# Better Living Through Clang-istry

Recently I came across this article, explaining how to use clang to dump the memory layout of a C++ object. Running

clang -cc1 -fdump-record-layouts ppfile.cpp

on a preprocessed C++ file, produced using, e.g.,

clang -E -I/probably/lots/of/include/paths  file.cpp

gives output like:

*** Dumping AST Record Layout
0 | class StarObject
0 |   class SkyObject (primary base)
0 |     class SkyPoint (primary base)
0 |       (SkyPoint vtable pointer)
0 |       (SkyPoint vftable pointer)
16 |       long double lastPrecessJD
32 |       class dms RA0
32 |         double D
|       [sizeof=8, dsize=8, align=8
|        nvsize=8, nvalign=8]
...(snipped)...
184 |   float B
188 |   float V
| [sizeof=192, dsize=192, align=16
|  nvsize=192, nvalign=16]

Notice that the lastPrecessJD variable is stored as a long double, with possibly 63 bits of precision instead of the usual 53 bits given by a double. In practice, long double has 16-byte storage and alignment. Since the vtable takes up only 8 bytes (on 64-bit), we waste 8 bytes on padding. Moreover, we then take up 16 bytes to store lastPrecessJD, but using a program like the following:

#include <stdio.h>
#include <math.h>

int main()
{
double jd2000 = 2451545.0;
double delta = nextafter(jd2000,jd2000+1) - jd2000;
printf("delta: %.30f\n", delta);
return 0;
}

we can compute that at the year 2000, the minimum time step at (64-bit) double precision is approximately 40 microseconds, so it’s not clear that we gain anything by using 80-bit long doubles instead of 64-bit doubles. Changing the long double to double (and placing it last, though this isn’t strictly necessary) results in memory layout for the SkyPoint class like so:

*** Dumping AST Record Layout
0 | class SkyPoint
0 |   (SkyPoint vtable pointer)
0 |   (SkyPoint vftable pointer)
8 |   class dms RA0
8 |     double D
|   [sizeof=8, dsize=8, align=8
|    nvsize=8, nvalign=8]
...(snipped)...
48 |   class dms Az
48 |     double D
|   [sizeof=8, dsize=8, align=8
|    nvsize=8, nvalign=8]

56 |   double lastPrecessJD
| [sizeof=64, dsize=64, align=8
|  nvsize=64, nvalign=8]

This saves 16 bytes, cutting the size to 64 bytes from 801. Since KStars suffers from abuse of complex inheritance heirarchies and everything-is-an-object, this is 16 bytes saved for every single object in the sky.

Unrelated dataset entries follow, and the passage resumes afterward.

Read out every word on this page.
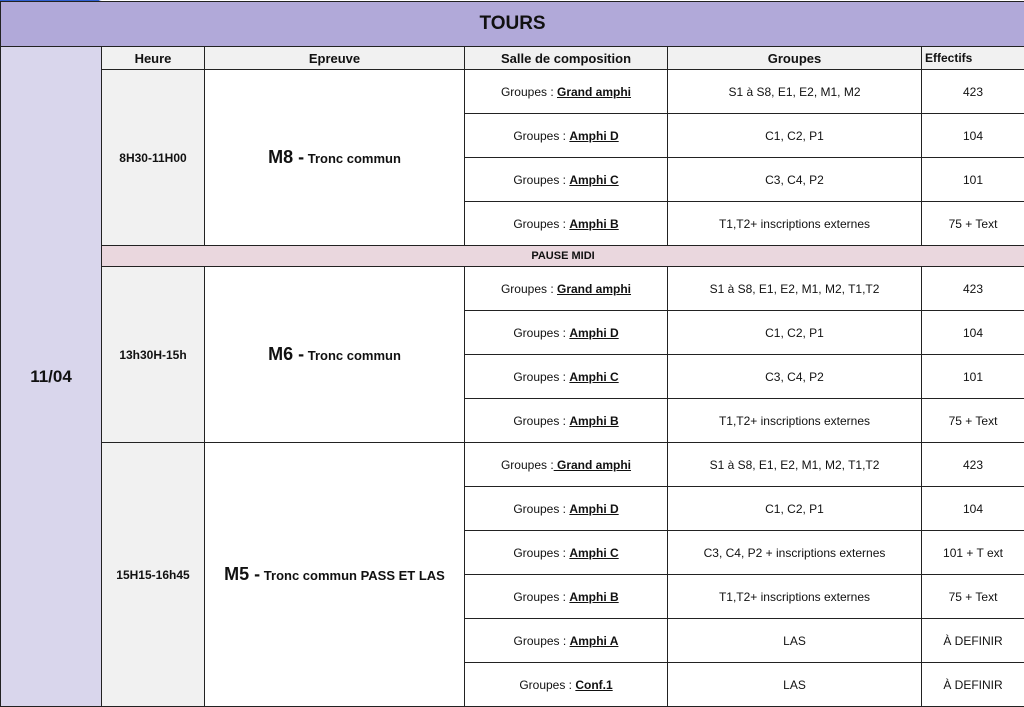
TOURS					
11/04	Heure	Epreuve	Salle de composition	Groupes	Effectifs
	8H30-11H00	M8 - Tronc commun	Groupes : Grand amphi	S1 à S8, E1, E2, M1, M2	423
			Groupes : Amphi D	C1, C2, P1	104
			Groupes : Amphi C	C3, C4, P2	101
			Groupes : Amphi B	T1,T2+ inscriptions externes	75 + Text
	PAUSE MIDI				
	13h30H-15h	M6 - Tronc commun	Groupes : Grand amphi	S1 à S8, E1, E2, M1, M2, T1,T2	423
			Groupes : Amphi D	C1, C2, P1	104
			Groupes : Amphi C	C3, C4, P2	101
			Groupes : Amphi B	T1,T2+ inscriptions externes	75 + Text
	15H15-16h45	M5 - Tronc commun PASS ET LAS	Groupes : Grand amphi	S1 à S8, E1, E2, M1, M2, T1,T2	423
			Groupes : Amphi D	C1, C2, P1	104
			Groupes : Amphi C	C3, C4, P2 + inscriptions externes	101 + T ext
			Groupes : Amphi B	T1,T2+ inscriptions externes	75 + Text
			Groupes : Amphi A	LAS	À DEFINIR
			Groupes : Conf.1	LAS	À DEFINIR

Doing some simple rearrangements of the data in other classes means we can also save 8 bytes per StarObject and DeepSkyObject. Overall, these changes give approximately a 10% reduction in memory usage, just from removing padding.

1. This also has the benefit that the SkyPoint data fits in a single cache line, though I don’t think this really makes a difference given the inefficiencies in the rest of the code, and the fact that none of our data has any thought put into alignment, but it’s nice to have.